Are you between the age of 45 and 55? Have you owned your business for 15 to 30 years? Is your personal net worth tied to the value of the business as a going concern? Does your company enjoy a strong reputation in your industry and in your community? Have you received inquiries from buyers? Have you investigated the exit-planning process and all that it entails?
The answers to those questions will help you to build your “seller profile.” They answer “the who” part of the equation. But it is more important to know “the why” of deciding to exit your business. In an earlier article, I talked about “the how” fact that there are 34 ways to exit your business. For practical purposes however, we can reduce that number to just a few — sell, give, liquidate. But now, let’s take a look at why owners tell us they want to exit their business.
When we reach a certain point in our business and personal lives, we may start to feel that our energy bucket has a little leak in it. Vince Lombardi said that, “fatigue makes cowards of us all.” I think he probably meant that when we get tired we don’t want to take as many chances or that our risk tolerance is at low ebb. Fatigue can rob us of the willingness to take on new competition, or fight through another economic down cycle. It doesn’t mean that all we want to do is sit around or take naps. Quite the opposite, in fact. We probably are looking to re-direct our activities from the business to our avocations or maybe even to a new business.
We hear from owners that it may be time to take some chips off the table. We have a mantra in our firm that you must be financially independent of your business or striving to get there. It’s a lot easier to roll the dice with the economy or new competition or needed credit for growth when you are secure in the fact that you can retire when and how you want. Many times, the owners who want to take some chips off the table are less than financially prepared and are hedging their bets. This is an important situation — maybe the most important — to solve.
What if it’s time to take the company to the next level but the debt or equity that is required is just too much? Many times that comes coupled with a management team that may have grown stale or feels frustrated that we, as owners, will not pull the trigger. Either way, it is a strong reason why owners want to exit their business. If family is involved in the business, and hasn’t the skill or desire to grow the business, may also dictate your exit plans.

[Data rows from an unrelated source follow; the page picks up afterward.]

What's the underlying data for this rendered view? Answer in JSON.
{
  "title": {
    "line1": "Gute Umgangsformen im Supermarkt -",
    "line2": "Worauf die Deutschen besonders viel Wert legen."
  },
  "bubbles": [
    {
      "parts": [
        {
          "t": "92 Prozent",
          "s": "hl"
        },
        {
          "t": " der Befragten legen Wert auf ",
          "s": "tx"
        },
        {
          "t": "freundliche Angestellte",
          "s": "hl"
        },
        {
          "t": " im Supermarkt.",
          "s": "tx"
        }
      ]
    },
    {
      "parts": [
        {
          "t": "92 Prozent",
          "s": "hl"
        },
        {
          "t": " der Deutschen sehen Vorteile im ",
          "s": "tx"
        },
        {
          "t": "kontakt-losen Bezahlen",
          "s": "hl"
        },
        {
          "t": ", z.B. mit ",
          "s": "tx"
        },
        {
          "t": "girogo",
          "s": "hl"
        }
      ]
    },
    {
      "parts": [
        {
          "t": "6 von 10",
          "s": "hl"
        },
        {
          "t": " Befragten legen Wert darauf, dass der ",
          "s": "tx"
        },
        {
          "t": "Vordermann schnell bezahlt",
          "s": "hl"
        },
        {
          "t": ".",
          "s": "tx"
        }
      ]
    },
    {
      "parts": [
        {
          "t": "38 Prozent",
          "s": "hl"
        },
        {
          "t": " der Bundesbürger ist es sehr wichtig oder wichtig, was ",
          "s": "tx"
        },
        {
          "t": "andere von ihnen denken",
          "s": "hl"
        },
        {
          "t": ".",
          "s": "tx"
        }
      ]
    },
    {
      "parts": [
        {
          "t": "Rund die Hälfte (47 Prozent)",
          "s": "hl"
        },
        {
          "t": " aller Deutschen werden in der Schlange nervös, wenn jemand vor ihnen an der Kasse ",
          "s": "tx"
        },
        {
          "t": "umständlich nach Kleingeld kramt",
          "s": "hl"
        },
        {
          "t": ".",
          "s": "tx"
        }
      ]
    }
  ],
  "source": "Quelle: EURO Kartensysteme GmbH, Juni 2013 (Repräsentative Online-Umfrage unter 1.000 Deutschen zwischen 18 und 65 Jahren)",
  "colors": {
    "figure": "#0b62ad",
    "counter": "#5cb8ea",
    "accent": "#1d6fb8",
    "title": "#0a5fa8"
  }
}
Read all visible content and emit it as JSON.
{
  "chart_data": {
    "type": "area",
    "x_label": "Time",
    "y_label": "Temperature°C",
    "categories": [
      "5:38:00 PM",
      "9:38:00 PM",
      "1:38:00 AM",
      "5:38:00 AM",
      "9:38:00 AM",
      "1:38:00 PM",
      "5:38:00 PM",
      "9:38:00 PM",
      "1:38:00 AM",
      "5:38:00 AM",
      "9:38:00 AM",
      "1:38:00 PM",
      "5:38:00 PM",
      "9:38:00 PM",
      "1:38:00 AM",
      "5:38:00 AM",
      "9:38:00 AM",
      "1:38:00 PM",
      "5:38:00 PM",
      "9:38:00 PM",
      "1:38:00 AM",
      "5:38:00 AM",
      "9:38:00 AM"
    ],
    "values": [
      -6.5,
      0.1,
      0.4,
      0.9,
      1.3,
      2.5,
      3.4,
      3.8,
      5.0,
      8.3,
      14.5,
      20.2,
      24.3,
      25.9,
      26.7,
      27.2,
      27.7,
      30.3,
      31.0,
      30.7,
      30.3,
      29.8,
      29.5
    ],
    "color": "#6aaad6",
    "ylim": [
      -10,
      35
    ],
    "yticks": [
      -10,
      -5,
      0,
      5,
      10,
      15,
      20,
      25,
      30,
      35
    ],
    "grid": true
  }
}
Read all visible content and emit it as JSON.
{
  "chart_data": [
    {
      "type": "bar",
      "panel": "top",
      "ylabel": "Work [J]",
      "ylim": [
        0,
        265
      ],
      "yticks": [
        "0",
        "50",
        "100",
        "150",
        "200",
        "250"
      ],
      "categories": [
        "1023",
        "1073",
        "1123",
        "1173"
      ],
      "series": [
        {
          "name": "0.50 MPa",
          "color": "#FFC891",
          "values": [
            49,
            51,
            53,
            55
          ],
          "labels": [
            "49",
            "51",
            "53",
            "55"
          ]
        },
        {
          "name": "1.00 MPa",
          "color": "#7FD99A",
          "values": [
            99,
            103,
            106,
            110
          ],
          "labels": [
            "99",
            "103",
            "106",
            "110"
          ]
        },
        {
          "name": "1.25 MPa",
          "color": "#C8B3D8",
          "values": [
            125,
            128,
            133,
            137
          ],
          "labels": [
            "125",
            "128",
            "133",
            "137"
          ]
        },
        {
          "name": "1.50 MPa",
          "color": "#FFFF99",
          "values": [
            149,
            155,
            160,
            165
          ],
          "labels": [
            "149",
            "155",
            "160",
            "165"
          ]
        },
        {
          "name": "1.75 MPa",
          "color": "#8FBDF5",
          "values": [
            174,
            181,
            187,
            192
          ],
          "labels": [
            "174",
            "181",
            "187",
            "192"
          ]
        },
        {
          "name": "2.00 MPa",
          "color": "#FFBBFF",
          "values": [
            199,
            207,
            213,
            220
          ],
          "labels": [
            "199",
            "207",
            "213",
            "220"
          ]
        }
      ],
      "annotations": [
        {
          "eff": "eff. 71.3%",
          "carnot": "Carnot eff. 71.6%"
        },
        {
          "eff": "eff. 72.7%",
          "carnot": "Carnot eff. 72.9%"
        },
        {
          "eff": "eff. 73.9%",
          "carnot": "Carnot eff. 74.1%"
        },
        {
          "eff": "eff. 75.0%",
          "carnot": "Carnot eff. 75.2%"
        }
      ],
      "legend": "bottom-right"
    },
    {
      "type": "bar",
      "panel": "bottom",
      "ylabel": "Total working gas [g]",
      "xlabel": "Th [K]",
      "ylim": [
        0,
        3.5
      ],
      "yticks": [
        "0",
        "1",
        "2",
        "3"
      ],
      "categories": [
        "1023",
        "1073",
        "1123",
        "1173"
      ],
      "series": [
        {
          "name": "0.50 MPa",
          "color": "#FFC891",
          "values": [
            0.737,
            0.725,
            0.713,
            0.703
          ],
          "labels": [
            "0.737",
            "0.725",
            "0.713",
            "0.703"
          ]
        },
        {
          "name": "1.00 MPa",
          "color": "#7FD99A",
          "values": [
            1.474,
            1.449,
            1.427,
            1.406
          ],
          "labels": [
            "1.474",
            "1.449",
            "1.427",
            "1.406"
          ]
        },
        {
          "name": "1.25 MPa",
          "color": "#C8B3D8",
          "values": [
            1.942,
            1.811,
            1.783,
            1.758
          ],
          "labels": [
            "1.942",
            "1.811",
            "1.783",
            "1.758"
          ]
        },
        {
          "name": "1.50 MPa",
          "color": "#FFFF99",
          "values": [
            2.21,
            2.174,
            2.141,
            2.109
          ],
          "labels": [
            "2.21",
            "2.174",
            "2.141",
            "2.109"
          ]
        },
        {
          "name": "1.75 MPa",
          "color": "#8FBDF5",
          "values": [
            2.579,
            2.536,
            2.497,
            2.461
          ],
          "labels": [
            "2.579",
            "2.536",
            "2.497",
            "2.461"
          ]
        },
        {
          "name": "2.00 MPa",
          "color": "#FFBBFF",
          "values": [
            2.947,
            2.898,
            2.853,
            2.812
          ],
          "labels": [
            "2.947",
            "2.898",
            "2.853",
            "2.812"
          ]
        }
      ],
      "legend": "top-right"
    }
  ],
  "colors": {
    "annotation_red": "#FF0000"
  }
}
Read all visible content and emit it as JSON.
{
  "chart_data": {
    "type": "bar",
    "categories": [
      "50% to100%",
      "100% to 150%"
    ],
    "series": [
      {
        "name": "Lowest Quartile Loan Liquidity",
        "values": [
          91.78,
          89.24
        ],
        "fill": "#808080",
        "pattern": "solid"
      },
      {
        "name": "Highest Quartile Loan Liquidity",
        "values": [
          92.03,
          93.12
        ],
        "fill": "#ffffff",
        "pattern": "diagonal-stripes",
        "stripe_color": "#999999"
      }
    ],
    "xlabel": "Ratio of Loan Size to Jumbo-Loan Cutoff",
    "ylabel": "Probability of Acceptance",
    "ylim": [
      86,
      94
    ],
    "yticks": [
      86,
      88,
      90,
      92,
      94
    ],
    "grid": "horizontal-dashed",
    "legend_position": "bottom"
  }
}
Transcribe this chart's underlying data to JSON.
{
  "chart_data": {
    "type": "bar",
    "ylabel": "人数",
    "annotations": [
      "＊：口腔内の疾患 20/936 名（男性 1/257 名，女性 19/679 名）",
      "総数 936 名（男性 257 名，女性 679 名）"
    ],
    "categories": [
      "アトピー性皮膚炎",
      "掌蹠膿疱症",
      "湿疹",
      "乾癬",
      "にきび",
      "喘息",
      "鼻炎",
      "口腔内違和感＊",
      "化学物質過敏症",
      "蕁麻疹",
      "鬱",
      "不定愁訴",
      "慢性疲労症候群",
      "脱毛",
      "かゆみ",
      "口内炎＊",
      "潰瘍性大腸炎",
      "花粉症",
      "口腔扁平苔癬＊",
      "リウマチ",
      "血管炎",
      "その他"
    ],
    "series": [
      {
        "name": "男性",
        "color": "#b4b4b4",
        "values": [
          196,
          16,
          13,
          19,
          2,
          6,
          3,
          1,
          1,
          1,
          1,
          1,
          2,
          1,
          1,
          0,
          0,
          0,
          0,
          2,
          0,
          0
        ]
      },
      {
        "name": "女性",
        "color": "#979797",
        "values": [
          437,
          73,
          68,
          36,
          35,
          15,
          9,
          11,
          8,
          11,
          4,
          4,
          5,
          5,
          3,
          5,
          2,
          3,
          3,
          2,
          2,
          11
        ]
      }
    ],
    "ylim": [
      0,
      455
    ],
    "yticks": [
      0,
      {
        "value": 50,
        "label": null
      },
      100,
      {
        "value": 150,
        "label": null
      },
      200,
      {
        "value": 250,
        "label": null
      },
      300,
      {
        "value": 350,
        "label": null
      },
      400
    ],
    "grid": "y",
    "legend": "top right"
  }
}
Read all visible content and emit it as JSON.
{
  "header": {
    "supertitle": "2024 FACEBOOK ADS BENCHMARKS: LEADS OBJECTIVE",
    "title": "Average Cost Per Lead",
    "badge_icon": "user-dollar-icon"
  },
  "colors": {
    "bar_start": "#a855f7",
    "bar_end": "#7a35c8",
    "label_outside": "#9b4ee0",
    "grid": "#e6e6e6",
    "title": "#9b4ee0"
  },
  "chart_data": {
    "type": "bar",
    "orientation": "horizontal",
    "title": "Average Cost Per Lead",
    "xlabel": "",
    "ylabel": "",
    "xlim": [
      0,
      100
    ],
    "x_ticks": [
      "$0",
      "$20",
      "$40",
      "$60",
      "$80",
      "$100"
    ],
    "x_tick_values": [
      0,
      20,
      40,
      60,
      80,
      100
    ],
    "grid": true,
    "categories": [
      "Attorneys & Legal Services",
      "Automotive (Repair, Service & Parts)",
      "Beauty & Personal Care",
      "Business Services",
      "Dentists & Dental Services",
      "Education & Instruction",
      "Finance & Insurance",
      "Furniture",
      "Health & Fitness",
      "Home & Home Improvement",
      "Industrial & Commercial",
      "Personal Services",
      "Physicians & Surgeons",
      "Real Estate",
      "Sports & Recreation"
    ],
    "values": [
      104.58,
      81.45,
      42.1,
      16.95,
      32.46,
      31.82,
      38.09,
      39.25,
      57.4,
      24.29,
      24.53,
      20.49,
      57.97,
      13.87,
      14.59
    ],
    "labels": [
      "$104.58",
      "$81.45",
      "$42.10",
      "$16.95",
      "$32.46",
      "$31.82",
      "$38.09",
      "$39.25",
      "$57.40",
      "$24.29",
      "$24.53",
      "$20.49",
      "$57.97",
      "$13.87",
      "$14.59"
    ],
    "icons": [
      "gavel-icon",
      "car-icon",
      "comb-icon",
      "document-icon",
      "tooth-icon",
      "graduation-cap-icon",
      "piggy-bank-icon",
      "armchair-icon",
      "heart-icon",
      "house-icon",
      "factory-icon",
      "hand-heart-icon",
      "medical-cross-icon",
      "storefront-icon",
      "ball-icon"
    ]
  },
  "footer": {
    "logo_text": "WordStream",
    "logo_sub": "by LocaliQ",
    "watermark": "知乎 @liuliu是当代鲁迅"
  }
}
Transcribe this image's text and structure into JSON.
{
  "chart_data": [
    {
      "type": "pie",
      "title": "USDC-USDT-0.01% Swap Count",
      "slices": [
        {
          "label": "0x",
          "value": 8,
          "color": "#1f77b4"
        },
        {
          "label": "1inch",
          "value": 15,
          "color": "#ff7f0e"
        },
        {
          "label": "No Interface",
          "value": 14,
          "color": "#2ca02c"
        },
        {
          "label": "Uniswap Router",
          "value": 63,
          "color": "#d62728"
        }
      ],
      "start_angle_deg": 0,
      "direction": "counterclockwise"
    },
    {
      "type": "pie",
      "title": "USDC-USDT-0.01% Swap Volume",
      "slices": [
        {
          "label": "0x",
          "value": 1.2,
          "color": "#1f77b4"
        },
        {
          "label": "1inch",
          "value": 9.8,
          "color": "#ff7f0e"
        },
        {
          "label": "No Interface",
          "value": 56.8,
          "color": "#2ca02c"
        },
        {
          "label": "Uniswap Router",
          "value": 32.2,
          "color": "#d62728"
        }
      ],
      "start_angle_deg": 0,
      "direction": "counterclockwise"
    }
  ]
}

How about spousal pressure? How many times have you heard recently that your spouse is asking you to take more time, be more relaxed, and enjoy the fruits of your labor a little more? It is a powerful influence. The best answer for this “why” is that you have a well-drawn plan with the right people in the right seats on the bus and your financial house in order. This pressure may go along with health issues or other family issues. In any event, it is a strong reason owners give us for why they wish to exit their business.
The single best way to handle all the above “whys” is to have an exit plan. A plan that will include all of your personal and business goals, an awareness of your company’s worth, a knowledge of all of your exit scenarios, and methods of protecting your wealth.